Mostefai had reportedly been on a watch list as someone susceptible to radicalization but not yet requiring extensive surveillance. He was known to police as a small-time criminal whose offenses included driving without a license and insulting behavior toward authorities.

A senior Turkish official told the Associated Press that in 2013, Mostefai entered Turkey, a common pathway to Syria for foreign fighters hoping to join Islamic State. The newspaper Le Monde said Mostefai probably spent the winter of 2013-14 in Syria.


Samy Amimour | 28 | Dead

(AFP/Getty)

Amimour attacked the Bataclan Concert Hall with two other men.
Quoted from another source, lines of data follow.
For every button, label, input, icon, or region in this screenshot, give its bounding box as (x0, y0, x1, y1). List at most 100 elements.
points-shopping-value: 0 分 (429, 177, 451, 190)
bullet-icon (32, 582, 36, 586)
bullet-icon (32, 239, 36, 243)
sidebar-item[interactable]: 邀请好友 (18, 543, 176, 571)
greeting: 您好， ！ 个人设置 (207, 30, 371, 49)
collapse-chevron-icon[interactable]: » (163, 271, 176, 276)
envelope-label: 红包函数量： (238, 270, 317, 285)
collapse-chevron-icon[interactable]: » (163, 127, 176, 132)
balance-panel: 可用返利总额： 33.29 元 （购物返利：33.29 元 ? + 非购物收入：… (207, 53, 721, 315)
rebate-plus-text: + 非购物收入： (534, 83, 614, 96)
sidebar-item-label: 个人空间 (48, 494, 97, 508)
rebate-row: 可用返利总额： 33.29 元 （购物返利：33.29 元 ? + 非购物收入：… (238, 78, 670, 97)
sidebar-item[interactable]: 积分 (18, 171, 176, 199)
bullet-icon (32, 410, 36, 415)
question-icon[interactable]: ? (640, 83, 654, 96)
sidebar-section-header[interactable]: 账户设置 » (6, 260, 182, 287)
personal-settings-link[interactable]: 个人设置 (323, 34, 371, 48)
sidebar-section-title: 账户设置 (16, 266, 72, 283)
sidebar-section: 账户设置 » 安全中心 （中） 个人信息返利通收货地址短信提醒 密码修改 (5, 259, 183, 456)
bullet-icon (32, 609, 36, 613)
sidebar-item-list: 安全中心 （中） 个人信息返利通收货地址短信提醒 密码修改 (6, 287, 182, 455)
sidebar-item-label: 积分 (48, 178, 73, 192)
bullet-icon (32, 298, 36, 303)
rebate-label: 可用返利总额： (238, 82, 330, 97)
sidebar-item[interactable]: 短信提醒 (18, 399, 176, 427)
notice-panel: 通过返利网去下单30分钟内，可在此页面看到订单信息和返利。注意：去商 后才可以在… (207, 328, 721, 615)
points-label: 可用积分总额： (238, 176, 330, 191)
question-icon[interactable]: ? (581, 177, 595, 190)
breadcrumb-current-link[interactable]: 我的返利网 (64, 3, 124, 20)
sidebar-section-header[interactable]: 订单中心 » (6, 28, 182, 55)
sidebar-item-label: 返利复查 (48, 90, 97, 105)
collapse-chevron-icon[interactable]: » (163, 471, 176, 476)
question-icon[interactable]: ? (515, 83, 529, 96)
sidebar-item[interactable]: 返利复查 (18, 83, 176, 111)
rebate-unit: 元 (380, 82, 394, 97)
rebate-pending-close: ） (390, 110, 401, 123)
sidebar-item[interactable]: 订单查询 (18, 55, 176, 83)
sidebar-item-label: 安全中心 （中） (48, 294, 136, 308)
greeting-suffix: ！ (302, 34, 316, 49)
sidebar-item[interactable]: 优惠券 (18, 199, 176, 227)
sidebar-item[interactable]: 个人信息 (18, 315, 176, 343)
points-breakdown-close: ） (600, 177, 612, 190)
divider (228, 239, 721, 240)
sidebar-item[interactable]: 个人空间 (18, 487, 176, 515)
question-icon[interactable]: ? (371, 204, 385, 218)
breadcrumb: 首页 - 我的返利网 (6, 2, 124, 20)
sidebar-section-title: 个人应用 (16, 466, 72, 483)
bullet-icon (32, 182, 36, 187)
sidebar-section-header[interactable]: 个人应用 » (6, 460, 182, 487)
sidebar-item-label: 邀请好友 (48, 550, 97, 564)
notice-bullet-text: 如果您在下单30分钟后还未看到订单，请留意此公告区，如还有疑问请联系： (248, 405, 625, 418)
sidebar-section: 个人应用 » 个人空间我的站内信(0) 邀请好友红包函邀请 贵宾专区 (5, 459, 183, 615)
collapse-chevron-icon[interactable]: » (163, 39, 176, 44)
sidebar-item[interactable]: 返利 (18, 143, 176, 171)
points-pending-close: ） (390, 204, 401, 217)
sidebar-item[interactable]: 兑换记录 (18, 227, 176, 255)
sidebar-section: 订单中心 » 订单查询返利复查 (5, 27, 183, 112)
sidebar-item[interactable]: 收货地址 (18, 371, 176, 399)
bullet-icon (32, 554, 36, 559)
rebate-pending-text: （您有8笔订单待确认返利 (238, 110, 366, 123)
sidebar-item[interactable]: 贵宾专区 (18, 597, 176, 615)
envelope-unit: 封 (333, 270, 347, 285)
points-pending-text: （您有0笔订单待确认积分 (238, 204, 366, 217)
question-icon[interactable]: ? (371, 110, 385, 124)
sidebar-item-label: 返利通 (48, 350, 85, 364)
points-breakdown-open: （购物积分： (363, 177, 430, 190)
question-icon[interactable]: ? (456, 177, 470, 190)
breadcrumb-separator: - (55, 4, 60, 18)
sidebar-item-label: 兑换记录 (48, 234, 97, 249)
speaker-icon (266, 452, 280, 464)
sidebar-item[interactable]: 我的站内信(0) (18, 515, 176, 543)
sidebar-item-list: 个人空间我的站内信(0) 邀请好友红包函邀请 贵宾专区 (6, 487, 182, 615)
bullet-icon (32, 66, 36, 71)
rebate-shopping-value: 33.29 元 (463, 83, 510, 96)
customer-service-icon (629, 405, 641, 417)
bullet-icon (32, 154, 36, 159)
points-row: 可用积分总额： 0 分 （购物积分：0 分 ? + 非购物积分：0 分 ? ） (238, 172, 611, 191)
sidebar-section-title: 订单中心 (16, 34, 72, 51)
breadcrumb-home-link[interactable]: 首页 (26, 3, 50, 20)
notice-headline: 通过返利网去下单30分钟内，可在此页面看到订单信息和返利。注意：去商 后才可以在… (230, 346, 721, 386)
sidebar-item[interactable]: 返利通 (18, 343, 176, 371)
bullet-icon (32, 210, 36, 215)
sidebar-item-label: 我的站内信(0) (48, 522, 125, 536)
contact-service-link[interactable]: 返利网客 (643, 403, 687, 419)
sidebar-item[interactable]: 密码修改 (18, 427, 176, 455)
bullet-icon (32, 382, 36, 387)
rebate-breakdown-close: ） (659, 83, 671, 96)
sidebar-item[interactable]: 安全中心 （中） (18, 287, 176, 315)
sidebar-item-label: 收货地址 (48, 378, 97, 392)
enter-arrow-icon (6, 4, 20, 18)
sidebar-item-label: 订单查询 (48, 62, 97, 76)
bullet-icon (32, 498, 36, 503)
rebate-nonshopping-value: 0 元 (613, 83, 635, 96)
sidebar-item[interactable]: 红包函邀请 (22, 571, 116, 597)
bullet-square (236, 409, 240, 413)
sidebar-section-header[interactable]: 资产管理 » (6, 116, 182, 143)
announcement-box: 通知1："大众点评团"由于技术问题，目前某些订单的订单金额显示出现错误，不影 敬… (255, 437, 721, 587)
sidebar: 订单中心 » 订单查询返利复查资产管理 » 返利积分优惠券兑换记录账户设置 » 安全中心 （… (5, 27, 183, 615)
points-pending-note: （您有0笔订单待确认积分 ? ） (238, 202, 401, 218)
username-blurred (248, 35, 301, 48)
He was reportedly raised in a Paris suburb.

Amimour was one of three friends arrested in 2012 on suspicion of plotting to travel to Yemen or Afghanistan to take part in violent jihad, according to the French newspaper Le Parisien.  He was put under judicial supervision but disappeared in the fall of 2013.

He apparently later made it to Islamic State-held territory, where he appeared in a video that showed several of the future Paris attackers standing behind captives who were either beheaded or shot.

"Soon on the Champs-Elysées," Amimour said in the video while holding a victim's head aloft, according to the Associated Press.


Unidentified | Dead

(AFP/Getty)

This unidentified man blew himself up outside the Stade de France stadium with two other attackers. 

Fingerprints taken from one the suicide bombers outside the stadium matched those of a man who arrived in Europe via Greece in October.

A Syrian passport was found near the man’s body, identifying the holder as Ahmad Al Mohammad, 25, from Idlib, Syria. It's not clear if the passport or the name was authentic. According to some reports, Mohammad was a Syrian soldier who died some time ago.

French authorities circulated this photograph asking for help identifying the dead attacker.


Unidentified | Dead

(AFP/Getty)

This man is a second unidentified attacker outside the Stade de France.



UPDATES:

9 a.m. April 8: This article was updated with information about the arrest of Mohamed Abrini.